Central bank policy has entered unchartered territory during the crisis, but it hasn’t run its course yet. An obscure article in the ECB founding treaty, plus a little wisdom from the structured finance world, could provide a way back to market access for the peripheral sovereigns.

Unlimited liquidity provision, buying peripheral bonds: the ECB is pretty much the only European institution to have taken any sort of meaningful action since the sovereign debt crisis began.

So it will be interesting to see what it can do with this: “The ECB and national central banks may act as fiscal agents for the entities referred to in article 21.1 [central governments and other public authorities].”

The text is from an article in the ECB's founding treaty, and it is doubtless supposed to refer to the narrow financial meaning of the term "fiscal agent" — basically acting as trustee or paying agent. But in the same spirit as EuroWeek's suggestion at the start of July of massive buying of Greek government debt by the central bank — a proposal that subsequently became the topic of mainstream debate — it's time for another thought experiment. What if the central bank could interpret the article as a mandate to collect taxes?

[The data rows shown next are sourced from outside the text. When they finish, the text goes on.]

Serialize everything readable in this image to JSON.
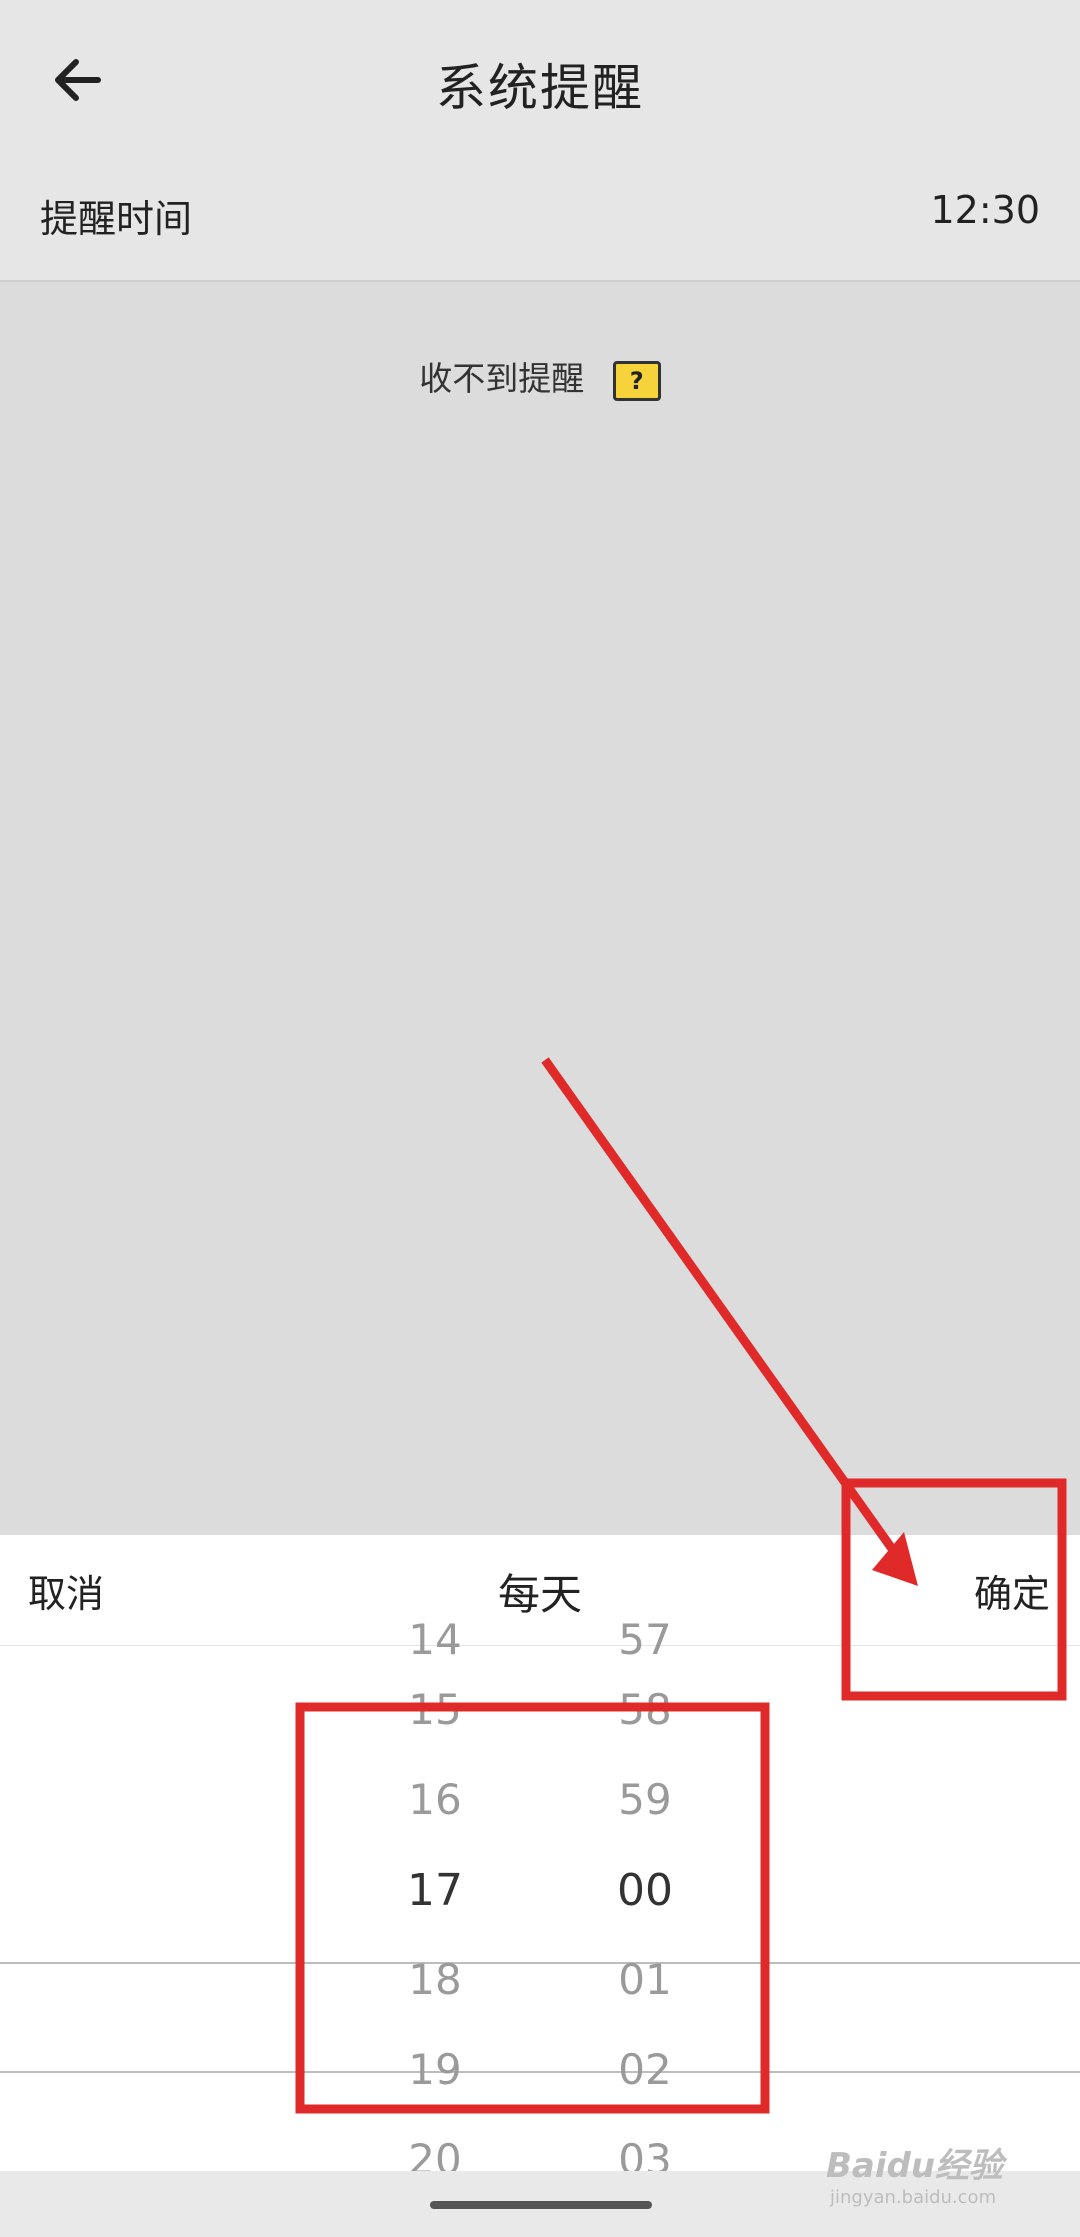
{
  "header": {
    "title": "系统提醒",
    "back_icon": "arrow-left-icon"
  },
  "reminder": {
    "label": "提醒时间",
    "value": "12:30"
  },
  "help": {
    "text": "收不到提醒",
    "icon": "help-bubble-icon",
    "icon_glyph": "?"
  },
  "sheet": {
    "cancel_label": "取消",
    "repeat_label": "每天",
    "confirm_label": "确定"
  },
  "picker": {
    "hours": [
      "14",
      "15",
      "16",
      "17",
      "18",
      "19",
      "20"
    ],
    "minutes": [
      "57",
      "58",
      "59",
      "00",
      "01",
      "02",
      "03"
    ],
    "selected_hour": "17",
    "selected_minute": "00"
  },
  "watermark": {
    "text": "Baidu经验",
    "sub": "jingyan.baidu.com"
  },
  "colors": {
    "annotation_red": "#e02a2a",
    "help_icon_yellow": "#f6d33b"
  }
}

Any structured finance investor knows that the role of an asset servicer is vitally important. Notes in the Monastery RMBS series, backed by bulletproof Dutch mortgages, have been downgraded for this very reason. Poorly rated servicers mean deals get downgraded — because rating agencies have woken up to the risks of servicer insolvency.

Isn’t it the same for sovereign debt? Some governments that are supposed to be collecting the income streams that secure their debt are themselves far from stable and teetering near to insolvency.

Suppose the ECB was given the mandate to collect Greek or Irish taxes. It could dutifully segregate the cash raised in a separate account, which would be used to pay interest on the sovereign debt of the country in question and redeem bonds when they came due.

Anything left over would get passed on to the sovereign, which could do any damn thing it liked with it. No more discussion about fiscal union or whether governments had the credibility to force through a programme of austerity. They would get the money once bondholders had got theirs. Simple.

Of course there are a couple of problems with this idea. First, the small matter of coming to terms with what would no doubt be seen as a fairly severe loss of sovereignty. Second, peripheral governments need to borrow more than they are collecting in taxes in the short term. Otherwise we wouldn’t be having this discussion. But it's a safe bet that new bond issues with the ECB written in as tax collector/asset servicer would come a lot cheaper than issues without.

The other problem is more pragmatic: the ECB knows nothing at all about collecting taxes. But tax expertise can be hired. Inserting the ECB at the vital interface, before tax receipts reach government coffers, draws on the ECB’s reputation and credibility without swelling its balance sheet too much or creating monstrous unfunded liabilities.

And it’s in the ECB’s interest — after all, it holds most of this stuff. The plan needs more detail, but until German chancellor Angela Merkel pulls something truly momentous out of the bag, armchair eurozone solutions are as good as anything policymakers are doing.